2.生成签名串,按要求拼接字符串后加密即可,这里需要注意仔细阅读鉴权文档的说明,不然很容易出错

private static String generateSign(TreeMap<String, String> params) {
        String paramStr = "POST" + DOMAIN_NAME + "?";
        StringBuilder builder = new StringBuilder(paramStr);
        for (Map.Entry<String, String> entry : params.entrySet()) {
            builder.append(String.format(Locale.CHINESE, "%s=%s", entry.getKey(), String.valueOf(entry.getValue())))
                    .append("&");
        }

        //去掉最后一个&
        builder.deleteCharAt(builder.lastIndexOf("&"));

        String sign = "";
        String source = builder.toString();
        System.out.println(source);
        Mac mac = null;
        try {
            mac = Mac.getInstance("HmacSHA1");
            SecretKeySpec keySpec = new SecretKeySpec(SECRET_KEY.getBytes(), "HmacSHA1");
            mac.init(keySpec);
            mac.update(source.getBytes());
            sign = Base64.encodeToString(mac.doFinal(), 2);
        } catch (NoSuchAlgorithmException | InvalidKeyException e) {
            e.printStackTrace();
        }

        System.out.println("生成签名串:" + sign);
        return sign;
    }

到这里我们就获得了一个完整的签名串,接下来就是本文的重点点部分了,网络请求和网络解析

chunk分块传输编码

这里由于腾讯云采用了http chunk协议返回,不同于常规的http诸如json返回,采用多段分片返回数据的方式。消息体由数量未定的块组成,并以最后一个大小为0的块为结束。

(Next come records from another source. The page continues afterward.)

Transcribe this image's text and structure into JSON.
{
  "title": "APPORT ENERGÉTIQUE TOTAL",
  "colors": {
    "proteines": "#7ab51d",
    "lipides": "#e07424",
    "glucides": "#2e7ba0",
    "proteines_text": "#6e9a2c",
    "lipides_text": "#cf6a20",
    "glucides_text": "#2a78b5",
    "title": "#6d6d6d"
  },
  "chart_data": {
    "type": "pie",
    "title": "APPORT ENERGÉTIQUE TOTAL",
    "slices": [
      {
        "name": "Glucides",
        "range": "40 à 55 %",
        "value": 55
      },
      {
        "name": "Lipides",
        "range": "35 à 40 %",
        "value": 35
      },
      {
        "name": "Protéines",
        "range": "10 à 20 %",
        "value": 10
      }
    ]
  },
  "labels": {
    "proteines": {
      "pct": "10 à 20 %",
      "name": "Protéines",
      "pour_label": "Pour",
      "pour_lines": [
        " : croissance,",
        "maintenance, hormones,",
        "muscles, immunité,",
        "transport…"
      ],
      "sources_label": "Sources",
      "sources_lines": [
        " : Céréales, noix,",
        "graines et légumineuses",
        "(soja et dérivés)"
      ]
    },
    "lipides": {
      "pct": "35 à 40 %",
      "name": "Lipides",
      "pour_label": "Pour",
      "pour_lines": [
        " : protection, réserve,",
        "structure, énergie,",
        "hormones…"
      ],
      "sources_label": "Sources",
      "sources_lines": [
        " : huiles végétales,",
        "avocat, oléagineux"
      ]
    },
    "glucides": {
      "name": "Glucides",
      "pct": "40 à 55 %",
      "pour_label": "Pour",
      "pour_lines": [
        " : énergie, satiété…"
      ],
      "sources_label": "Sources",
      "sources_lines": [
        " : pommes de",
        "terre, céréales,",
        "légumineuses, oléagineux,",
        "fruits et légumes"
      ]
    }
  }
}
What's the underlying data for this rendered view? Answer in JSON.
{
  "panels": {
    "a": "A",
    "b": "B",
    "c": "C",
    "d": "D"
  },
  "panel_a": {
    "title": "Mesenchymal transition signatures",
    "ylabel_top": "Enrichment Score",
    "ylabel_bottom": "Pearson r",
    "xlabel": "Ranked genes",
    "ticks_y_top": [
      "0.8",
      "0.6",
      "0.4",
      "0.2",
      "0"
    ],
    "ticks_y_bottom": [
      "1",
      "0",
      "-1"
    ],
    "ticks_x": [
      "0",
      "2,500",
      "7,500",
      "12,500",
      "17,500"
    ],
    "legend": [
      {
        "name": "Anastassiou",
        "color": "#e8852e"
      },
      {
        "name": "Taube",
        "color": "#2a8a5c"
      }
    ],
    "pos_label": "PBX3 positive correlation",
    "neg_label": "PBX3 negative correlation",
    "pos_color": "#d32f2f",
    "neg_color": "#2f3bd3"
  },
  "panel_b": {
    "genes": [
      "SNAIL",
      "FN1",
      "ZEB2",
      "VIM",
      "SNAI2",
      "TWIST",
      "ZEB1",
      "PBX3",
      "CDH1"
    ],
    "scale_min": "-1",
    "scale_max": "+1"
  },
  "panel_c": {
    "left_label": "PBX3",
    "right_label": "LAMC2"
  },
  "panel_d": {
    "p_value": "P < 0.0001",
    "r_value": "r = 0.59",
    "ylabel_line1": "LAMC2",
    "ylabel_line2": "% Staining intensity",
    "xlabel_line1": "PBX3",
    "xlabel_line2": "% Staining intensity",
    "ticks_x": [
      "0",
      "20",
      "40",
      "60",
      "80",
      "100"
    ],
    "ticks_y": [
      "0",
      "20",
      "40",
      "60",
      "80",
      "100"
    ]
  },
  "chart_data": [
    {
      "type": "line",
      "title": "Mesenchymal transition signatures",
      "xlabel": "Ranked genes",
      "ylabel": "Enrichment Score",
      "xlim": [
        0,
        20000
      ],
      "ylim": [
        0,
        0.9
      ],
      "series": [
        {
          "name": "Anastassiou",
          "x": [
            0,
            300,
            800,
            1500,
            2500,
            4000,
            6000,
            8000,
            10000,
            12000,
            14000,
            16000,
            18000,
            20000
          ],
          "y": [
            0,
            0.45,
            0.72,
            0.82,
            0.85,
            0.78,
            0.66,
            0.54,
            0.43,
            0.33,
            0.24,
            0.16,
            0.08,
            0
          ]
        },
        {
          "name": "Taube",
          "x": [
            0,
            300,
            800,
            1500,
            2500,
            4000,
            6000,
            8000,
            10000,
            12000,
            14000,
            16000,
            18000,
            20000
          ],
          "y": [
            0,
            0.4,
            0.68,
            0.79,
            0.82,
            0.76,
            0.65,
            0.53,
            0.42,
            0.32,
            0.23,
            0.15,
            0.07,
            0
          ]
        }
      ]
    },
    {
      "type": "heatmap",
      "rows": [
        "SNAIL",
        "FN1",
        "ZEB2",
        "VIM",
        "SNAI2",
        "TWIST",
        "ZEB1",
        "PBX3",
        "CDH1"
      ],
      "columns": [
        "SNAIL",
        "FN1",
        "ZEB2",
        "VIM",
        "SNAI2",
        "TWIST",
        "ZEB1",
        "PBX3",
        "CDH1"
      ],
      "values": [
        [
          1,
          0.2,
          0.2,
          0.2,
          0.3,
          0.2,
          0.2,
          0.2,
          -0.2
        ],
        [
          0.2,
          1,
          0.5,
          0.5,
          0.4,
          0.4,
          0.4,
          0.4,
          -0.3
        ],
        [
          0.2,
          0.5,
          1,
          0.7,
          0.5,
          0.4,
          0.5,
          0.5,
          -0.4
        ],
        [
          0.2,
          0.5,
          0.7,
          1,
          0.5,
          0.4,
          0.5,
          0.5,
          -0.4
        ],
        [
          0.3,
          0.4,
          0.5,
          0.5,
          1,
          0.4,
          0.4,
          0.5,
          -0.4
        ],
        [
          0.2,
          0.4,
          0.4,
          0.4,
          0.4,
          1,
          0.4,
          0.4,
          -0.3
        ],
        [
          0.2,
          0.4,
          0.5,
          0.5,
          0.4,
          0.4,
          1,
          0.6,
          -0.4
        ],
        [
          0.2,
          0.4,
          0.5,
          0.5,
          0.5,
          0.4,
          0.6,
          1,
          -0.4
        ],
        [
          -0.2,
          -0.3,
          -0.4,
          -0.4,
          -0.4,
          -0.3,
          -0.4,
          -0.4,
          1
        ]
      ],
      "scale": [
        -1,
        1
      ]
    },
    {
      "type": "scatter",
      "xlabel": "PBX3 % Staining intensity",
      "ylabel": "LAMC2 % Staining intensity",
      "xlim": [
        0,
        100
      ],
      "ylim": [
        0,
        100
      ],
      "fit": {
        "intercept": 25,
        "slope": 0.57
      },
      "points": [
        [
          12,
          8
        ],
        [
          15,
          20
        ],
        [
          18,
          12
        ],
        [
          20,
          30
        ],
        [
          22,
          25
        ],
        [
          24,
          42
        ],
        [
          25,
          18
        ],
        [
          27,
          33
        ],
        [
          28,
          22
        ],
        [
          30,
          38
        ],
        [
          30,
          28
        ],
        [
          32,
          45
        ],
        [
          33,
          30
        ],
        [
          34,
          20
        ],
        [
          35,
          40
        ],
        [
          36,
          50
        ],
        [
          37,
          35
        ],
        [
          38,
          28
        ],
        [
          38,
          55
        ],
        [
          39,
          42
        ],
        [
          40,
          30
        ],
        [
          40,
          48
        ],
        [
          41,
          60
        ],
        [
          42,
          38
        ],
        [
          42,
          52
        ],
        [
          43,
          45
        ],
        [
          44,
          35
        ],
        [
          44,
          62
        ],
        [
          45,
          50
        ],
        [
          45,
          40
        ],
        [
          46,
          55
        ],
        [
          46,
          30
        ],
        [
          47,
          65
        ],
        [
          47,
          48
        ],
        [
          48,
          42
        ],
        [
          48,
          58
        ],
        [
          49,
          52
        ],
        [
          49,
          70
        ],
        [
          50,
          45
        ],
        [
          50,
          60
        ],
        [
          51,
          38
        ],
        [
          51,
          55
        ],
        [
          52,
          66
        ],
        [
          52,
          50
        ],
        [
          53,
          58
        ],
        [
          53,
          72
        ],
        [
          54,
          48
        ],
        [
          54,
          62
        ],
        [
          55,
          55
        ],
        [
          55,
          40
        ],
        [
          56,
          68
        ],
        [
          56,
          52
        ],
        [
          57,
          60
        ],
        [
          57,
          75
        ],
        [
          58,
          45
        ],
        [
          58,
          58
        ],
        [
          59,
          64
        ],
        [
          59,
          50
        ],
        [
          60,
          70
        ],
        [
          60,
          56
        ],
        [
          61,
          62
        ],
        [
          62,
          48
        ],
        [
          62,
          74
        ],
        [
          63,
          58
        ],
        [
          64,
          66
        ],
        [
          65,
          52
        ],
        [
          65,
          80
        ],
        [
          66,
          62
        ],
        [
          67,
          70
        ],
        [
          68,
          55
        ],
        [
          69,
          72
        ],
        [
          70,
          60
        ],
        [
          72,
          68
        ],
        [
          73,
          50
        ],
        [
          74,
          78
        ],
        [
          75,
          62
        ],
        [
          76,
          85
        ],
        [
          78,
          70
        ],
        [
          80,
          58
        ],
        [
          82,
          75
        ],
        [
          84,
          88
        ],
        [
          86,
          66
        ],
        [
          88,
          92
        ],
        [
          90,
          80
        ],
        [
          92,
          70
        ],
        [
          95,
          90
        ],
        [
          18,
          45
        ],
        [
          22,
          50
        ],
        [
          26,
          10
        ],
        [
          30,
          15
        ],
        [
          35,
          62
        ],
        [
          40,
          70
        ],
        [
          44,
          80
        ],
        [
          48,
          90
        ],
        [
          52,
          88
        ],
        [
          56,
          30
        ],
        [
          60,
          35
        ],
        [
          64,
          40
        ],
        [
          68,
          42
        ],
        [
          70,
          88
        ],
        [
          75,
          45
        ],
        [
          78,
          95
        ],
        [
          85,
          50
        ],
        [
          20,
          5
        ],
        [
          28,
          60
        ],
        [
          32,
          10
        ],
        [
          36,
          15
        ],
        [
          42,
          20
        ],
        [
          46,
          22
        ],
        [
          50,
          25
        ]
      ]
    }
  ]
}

每一个非空的块都以该块包含数据的字节数(字节数16进制以表示)开始,跟随一个CRLF (回车及换行),然后是数据本身,最后块CRLF结束。在一些实现中,块大小和CRLF之间填充有白空格(0x20)。

最后一块是单行,由块大小(0),一些可选的填充白空格,以及CRLF。最后一块不再包含任何数据,但是可以发送可选的尾部,包括消息头字段。

消息最后以CRLF结尾。一个完整的chunk返回示例如下:

HTTP/1.1 200 OK
Content-Type: text/plain
Transfer-Encoding: chunked

25
This is the data in the first chunk

1C
and this is the second one

3
con

8
sequence

0

如果对chunk协议希望有一个完整的了解,可以参考这篇wiki:分块传输编码

请求TTS数据

代码如下,我们直接获取返回数据数据流管道,用于数据读取

private static InputStream obtainResponseStreamWithJava(String postJsonBody, TreeMap<String, String> requestMap) throws IOException {
        //发送POST请求
        URL url = new URL(SERVER_URL);
        HttpURLConnection conn = (HttpURLConnection) url.openConnection();
        String authorization = generateSign(requestMap);
        conn.setRequestMethod("POST");
        conn.setRequestProperty("Content-Type", "application/json");
        conn.setRequestProperty("Authorization", authorization);
        conn.connect();
        OutputStream out = conn.getOutputStream();
        out.write(postJsonBody.getBytes("UTF-8"));
        out.flush();
        out.close();
        if (conn.getResponseCode() != HttpURLConnection.HTTP_OK) {//todo
            Log.w(TAG, "HTTP Code: " + conn.getResponseCode());
        }
//        String result = new String(toByteArray(conn.getInputStream()), "UTF-8");
        InputStream inputStream = conn.getInputStream();
        return inputStream;
    }

OPUS

根据官网的文档得知,数据分为两种,opus压缩和pcm原始音频流,题主了解到opus拥有较好的压缩比(10:1),可以很好的节省传输时间和网络带宽。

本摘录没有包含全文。